Public Works Director Jackie Messer said the city stopped regularly replacing water meters a few years ago. Most cities replace water meters on a regular basis because, over time, water meters slow down and stop providing accurate readings. In some cases, water meters will show a much lower rate than what is actually being used. 

“As the meter gets older, they favor the customer. While that’s nice for the residents, it doesn’t help for the expenditures,” Messer said. 

While the total revenue loss is unknown, Messer estimates 20-30% of the water sold is unaccounted for.

Currently, there are roughly 500 residential meters installed throughout the city. Some of the meters require city workers to touch the meter to get a reading. Other models allow city workers to walk by and scan the meter.

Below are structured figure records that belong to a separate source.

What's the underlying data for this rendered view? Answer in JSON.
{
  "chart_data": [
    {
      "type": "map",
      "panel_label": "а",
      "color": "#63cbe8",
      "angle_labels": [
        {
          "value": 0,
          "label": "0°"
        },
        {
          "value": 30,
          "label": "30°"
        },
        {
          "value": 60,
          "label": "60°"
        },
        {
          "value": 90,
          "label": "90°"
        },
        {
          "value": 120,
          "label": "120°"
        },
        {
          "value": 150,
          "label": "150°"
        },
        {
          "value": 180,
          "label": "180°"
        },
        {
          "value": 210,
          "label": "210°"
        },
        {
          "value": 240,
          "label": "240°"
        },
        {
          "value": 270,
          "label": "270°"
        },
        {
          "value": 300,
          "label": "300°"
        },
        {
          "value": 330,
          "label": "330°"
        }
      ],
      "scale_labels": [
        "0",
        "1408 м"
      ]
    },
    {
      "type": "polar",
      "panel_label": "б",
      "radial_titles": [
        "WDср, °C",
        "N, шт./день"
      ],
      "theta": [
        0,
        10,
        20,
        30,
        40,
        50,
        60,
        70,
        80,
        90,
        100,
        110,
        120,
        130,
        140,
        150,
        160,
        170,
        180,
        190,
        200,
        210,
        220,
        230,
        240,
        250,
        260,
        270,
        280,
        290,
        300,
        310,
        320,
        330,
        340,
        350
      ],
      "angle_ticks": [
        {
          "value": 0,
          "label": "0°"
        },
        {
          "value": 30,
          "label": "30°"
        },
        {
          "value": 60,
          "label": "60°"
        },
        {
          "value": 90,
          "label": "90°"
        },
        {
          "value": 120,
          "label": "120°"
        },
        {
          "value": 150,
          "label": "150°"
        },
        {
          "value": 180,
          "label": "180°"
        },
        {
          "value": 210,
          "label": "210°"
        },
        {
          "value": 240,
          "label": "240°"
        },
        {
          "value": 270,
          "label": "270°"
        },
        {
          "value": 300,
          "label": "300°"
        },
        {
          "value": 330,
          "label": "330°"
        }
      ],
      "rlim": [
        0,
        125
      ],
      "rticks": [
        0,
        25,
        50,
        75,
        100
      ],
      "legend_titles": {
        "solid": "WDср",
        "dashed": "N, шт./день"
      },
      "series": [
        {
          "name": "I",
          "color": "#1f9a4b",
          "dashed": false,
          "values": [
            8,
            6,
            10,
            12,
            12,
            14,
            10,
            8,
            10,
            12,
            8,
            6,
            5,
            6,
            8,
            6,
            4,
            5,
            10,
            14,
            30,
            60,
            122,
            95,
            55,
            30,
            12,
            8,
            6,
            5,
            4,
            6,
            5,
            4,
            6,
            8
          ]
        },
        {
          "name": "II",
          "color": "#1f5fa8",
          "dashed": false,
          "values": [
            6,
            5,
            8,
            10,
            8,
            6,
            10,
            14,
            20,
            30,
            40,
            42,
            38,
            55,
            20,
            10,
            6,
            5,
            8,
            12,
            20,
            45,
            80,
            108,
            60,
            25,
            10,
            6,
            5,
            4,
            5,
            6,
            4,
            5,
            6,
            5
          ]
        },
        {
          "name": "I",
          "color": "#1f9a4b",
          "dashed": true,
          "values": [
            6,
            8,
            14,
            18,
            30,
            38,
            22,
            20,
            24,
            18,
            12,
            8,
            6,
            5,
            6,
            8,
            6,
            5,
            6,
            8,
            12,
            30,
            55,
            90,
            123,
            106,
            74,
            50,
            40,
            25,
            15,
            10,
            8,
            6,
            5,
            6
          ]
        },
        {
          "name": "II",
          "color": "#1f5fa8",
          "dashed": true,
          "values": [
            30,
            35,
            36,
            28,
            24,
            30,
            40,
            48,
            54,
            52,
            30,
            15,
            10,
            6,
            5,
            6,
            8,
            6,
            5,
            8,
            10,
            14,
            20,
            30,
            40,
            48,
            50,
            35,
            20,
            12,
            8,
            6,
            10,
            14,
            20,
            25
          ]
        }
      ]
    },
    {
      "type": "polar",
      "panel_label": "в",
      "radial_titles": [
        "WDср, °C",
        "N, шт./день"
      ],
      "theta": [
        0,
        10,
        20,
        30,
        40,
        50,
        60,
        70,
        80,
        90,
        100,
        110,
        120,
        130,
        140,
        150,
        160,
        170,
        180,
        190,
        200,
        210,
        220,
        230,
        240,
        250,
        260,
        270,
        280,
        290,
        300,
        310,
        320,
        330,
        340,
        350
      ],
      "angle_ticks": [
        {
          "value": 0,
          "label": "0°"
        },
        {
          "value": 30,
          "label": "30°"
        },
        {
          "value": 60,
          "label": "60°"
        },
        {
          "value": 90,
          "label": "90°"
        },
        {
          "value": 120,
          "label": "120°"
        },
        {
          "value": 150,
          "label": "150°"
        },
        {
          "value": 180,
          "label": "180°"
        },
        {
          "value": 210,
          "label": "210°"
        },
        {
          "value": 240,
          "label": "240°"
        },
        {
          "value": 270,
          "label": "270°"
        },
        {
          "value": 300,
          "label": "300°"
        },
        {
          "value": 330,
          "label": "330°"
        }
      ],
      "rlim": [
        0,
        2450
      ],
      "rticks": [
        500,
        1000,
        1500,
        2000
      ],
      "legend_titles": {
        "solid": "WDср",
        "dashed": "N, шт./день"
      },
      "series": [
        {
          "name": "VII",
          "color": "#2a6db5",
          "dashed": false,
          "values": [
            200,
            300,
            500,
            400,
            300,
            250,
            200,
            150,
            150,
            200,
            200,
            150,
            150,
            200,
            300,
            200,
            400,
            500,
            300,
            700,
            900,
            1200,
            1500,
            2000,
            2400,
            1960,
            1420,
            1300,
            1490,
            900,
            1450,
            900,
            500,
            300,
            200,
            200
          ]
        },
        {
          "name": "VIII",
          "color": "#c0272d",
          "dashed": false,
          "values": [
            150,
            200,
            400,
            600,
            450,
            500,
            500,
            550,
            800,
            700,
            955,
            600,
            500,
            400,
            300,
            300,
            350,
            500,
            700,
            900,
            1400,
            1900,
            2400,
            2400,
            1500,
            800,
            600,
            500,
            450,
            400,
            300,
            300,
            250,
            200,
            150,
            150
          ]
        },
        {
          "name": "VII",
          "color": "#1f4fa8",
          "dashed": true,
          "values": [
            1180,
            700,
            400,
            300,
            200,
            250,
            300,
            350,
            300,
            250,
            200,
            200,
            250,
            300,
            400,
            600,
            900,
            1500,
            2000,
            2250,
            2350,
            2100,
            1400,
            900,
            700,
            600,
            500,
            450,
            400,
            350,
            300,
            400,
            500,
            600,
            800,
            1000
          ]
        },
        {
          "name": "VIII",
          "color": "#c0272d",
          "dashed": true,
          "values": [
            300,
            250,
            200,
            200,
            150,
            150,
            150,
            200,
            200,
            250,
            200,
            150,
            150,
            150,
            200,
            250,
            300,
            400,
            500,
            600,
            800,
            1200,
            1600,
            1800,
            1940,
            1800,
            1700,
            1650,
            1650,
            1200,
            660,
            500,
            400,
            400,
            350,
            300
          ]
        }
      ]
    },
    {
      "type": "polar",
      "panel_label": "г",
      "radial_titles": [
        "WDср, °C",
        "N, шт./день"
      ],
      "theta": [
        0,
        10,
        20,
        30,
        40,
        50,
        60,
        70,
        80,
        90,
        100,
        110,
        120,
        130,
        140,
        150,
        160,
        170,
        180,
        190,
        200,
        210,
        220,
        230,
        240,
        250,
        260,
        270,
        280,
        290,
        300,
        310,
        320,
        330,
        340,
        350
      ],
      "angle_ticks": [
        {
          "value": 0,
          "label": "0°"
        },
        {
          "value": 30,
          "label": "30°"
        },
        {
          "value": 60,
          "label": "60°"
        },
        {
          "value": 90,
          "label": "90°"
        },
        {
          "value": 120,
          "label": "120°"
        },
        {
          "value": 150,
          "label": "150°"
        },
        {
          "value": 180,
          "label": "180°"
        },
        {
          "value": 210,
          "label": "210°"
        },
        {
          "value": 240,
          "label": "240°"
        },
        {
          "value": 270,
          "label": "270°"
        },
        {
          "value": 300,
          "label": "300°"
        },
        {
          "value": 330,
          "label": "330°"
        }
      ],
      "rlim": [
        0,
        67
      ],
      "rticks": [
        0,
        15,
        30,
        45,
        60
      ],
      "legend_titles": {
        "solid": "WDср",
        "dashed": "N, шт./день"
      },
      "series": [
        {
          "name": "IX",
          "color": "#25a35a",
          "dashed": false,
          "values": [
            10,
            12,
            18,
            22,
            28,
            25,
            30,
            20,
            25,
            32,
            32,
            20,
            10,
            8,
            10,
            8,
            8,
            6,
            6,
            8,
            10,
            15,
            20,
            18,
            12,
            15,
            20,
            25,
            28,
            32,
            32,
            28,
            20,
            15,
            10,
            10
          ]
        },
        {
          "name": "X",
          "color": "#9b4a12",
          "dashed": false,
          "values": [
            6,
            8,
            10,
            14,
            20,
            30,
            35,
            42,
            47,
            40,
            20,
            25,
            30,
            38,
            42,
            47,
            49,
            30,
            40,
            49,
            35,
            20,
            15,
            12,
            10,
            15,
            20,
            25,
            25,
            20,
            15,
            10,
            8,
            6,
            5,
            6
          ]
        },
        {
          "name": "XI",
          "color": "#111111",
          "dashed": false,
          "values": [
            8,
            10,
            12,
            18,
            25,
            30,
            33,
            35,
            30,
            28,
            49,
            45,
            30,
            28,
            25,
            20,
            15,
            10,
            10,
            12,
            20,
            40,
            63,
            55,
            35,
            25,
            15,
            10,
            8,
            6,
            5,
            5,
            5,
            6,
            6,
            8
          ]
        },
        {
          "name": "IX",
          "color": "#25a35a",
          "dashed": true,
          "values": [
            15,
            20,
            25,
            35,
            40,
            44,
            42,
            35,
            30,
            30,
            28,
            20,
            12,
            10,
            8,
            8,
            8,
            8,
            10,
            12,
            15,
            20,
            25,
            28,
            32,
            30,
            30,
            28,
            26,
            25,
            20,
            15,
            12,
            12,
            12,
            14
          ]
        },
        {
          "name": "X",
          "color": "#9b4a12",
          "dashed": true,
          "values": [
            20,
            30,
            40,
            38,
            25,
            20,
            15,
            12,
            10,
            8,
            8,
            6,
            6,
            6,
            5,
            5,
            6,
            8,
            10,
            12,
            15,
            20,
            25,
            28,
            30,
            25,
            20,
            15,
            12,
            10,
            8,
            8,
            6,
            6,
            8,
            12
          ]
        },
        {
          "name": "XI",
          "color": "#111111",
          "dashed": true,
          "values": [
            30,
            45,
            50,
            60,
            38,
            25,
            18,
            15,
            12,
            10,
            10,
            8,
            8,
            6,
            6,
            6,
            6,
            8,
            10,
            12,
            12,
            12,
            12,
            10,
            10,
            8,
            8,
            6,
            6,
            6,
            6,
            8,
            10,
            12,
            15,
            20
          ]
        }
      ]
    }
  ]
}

Starting in January 2024, the meters will no longer be supported by the current operating system. After the software expires, the only way to read the meters will be to remove the lid and manually write down the reading. 

According to city documents, it currently takes staff four days to read meters and an additional day to correct misreads and mistakes. 

The city will use roughly $200,000 to purchase replacement meters and $50,000 to upgrade meters with equipment that can be read remotely. Messer said replacing the meters now will prevent the city from incurring any additional costs from the inaccurate water readings in the future. 

“This is going to hurt on the onset, but eventually it will level out and end up saving us money 10 years down the road,” Mayor Joe Berkey said. 

Messer said due to supply chain issues, the meters are not likely to be delivered until the spring 2023.